Because there are no replicas in a one-node cluster, you cannot store your data redundantly.
Because they are not resilient to any failures, we do not recommend using one-node clusters in production.

Two-node cluster

The client requests will be balanced across both nodes in the cluster.
Two nodes are required for a master election, however, the election will fail if either node is unavailable, therefore the cluster cannot reliably tolerate the loss of either node.

Because it’s not resilient to failures and the fail of one node can lead to a "split brain" situation, we do not recommend deploying a two-node cluster in production.

You might expect that if either node fails then Elasticsearch can elect the remaining node as the master, but
it is impossible to tell the difference between the failure of a remote node and a mere loss of connectivity
between the nodes. If both nodes were capable of running independent elections, a loss of connectivity
would lead to a split-brain problem and therefore data loss. Elasticsearch avoids this and protects the
data by electing neither node as master until that node can be sure that it has the latest cluster state
and that there is no other master in the cluster. This could result in the cluster having no master until
connectivity is restored.
Having no master makes the cluster non operational.

Three-node cluster

Each node is master-eligible so that any two of them can hold a master election without needing to communicate with the third node.
This cluster will be resilient to the loss of any single node.

That is the reason we recommend that any production deployment should default to 3 Data Nodes.

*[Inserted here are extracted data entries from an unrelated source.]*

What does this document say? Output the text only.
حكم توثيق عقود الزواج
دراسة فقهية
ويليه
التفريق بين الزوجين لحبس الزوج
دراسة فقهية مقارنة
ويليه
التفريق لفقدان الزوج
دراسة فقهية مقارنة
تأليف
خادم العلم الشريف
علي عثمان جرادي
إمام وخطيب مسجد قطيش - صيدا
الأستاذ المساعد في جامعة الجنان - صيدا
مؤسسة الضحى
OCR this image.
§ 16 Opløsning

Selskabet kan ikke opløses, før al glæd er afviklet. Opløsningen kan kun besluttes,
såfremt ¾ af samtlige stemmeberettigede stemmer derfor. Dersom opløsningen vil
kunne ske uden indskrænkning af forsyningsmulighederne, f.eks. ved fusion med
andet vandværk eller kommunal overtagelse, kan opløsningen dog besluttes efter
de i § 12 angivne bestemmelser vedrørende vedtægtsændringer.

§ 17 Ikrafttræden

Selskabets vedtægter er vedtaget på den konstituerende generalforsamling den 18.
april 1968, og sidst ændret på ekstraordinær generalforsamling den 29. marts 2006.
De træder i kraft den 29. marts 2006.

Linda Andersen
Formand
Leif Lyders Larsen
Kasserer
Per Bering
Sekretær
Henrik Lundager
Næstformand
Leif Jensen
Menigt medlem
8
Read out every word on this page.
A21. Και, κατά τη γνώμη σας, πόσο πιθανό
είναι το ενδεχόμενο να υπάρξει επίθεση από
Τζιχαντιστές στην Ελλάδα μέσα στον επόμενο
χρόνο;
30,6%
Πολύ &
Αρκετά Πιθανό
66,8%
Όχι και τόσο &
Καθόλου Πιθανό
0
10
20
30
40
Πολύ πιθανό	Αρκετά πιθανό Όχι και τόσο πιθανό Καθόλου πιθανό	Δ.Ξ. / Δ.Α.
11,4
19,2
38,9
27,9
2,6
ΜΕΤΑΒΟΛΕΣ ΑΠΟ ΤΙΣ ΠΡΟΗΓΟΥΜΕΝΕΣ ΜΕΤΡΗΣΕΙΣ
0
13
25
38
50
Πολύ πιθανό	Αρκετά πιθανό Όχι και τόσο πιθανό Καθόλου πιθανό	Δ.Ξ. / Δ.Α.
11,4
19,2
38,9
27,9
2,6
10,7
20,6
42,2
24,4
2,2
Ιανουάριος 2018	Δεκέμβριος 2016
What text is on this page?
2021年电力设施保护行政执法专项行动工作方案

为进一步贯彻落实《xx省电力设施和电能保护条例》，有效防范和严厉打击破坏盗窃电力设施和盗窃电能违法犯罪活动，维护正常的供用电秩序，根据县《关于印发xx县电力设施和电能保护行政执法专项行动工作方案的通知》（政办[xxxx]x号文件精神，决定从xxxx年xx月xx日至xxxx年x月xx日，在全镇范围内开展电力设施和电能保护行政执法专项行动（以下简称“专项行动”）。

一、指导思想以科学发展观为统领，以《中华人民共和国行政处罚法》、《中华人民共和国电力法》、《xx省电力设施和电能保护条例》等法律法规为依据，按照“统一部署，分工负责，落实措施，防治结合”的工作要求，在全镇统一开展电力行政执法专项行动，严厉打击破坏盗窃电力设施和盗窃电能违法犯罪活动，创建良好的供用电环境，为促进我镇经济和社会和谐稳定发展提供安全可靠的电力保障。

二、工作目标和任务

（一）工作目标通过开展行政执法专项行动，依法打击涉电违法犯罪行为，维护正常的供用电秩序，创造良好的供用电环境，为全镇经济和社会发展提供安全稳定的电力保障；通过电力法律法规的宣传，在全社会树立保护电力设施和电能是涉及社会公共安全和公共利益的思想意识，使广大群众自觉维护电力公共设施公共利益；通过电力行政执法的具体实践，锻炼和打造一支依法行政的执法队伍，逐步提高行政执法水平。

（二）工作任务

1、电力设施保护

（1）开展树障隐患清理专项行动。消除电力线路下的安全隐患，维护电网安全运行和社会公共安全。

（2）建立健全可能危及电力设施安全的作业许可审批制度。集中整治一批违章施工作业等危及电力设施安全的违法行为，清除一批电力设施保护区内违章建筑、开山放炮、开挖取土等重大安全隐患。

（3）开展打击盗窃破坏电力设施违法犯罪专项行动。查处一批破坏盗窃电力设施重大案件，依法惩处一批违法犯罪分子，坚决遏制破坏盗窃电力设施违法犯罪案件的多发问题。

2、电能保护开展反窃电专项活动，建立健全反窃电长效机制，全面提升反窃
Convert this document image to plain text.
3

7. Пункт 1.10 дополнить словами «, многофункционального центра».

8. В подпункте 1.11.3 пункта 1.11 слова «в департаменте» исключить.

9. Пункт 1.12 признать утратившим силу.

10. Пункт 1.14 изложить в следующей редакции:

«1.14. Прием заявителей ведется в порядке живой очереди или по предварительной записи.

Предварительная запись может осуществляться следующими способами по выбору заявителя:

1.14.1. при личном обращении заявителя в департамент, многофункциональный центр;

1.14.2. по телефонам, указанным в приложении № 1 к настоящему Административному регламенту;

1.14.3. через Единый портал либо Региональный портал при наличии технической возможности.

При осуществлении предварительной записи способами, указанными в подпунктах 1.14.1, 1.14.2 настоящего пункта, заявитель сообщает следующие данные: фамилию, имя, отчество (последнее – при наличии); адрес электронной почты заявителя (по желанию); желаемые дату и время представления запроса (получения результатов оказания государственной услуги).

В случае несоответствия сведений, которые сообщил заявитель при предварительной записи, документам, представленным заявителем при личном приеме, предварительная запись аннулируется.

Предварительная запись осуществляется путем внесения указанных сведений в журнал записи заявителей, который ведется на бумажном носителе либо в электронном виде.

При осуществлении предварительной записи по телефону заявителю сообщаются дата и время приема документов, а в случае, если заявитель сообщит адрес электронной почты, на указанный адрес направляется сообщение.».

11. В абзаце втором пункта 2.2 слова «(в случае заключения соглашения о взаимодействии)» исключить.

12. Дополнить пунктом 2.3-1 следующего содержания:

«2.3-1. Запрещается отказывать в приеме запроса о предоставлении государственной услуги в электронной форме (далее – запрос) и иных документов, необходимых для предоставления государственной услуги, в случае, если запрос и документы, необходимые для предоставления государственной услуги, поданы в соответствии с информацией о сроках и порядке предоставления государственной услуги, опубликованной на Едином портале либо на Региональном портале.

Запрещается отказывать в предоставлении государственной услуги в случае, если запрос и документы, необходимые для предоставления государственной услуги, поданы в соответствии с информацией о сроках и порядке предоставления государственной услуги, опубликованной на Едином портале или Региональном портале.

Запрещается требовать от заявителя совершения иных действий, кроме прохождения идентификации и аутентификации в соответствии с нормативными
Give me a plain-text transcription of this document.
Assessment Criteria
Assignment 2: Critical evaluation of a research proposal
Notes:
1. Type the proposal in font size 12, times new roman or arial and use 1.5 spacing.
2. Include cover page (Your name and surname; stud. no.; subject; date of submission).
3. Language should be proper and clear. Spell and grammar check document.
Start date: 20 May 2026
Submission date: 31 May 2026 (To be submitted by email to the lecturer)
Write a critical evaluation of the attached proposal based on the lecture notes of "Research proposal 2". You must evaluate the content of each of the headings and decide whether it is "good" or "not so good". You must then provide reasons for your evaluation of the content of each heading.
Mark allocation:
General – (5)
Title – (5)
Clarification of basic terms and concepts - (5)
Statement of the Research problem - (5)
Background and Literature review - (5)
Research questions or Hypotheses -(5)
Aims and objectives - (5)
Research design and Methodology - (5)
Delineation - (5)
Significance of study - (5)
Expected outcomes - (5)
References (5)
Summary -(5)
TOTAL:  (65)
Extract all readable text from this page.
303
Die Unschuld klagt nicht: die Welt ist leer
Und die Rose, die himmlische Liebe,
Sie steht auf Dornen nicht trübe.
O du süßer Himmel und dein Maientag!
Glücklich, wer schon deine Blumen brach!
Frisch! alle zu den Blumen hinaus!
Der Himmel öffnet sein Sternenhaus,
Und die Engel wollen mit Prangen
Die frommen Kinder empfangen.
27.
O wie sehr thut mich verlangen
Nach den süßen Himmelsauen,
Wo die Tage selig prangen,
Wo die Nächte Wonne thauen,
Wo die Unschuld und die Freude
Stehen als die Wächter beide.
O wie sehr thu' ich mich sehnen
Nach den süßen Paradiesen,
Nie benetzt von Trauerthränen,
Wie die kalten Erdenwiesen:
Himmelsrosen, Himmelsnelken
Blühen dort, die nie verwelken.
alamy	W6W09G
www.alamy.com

About hardware specifications:

For virtualized appliances in VMware ESXi we recommend 2 x 1TB disks:

https://user.lastline.com/install-manuals/Data_Node_Installation_Manual.html#esxiinstallation

For physical appliances we recommend adding 4 x 2TB disks:

https://user.lastline.com/install-manuals/Data_Node_Installation_Manual.html#hardware

Install 2 or 3 Data Nodes is recommended to balance the storage load and have resiliency, according to our deployment considerations:

https://user.lastline.com/install-manuals/Data_Node_Installation_Manual.html#aboutdatnode

Additional references:
https://www.elastic.co/guide/en/elasticsearch/reference/current/high-availability-cluster-small-clusters.html
https://www.elastic.co/guide/en/elasticsearch/reference/current/modules-cluster.html

Additional Information

Note: This article is applicable to the standalone NSX Network Detection and Response product (formerly Lastline) and is not intended to be applied to the NSX NDR feature of NSX-T.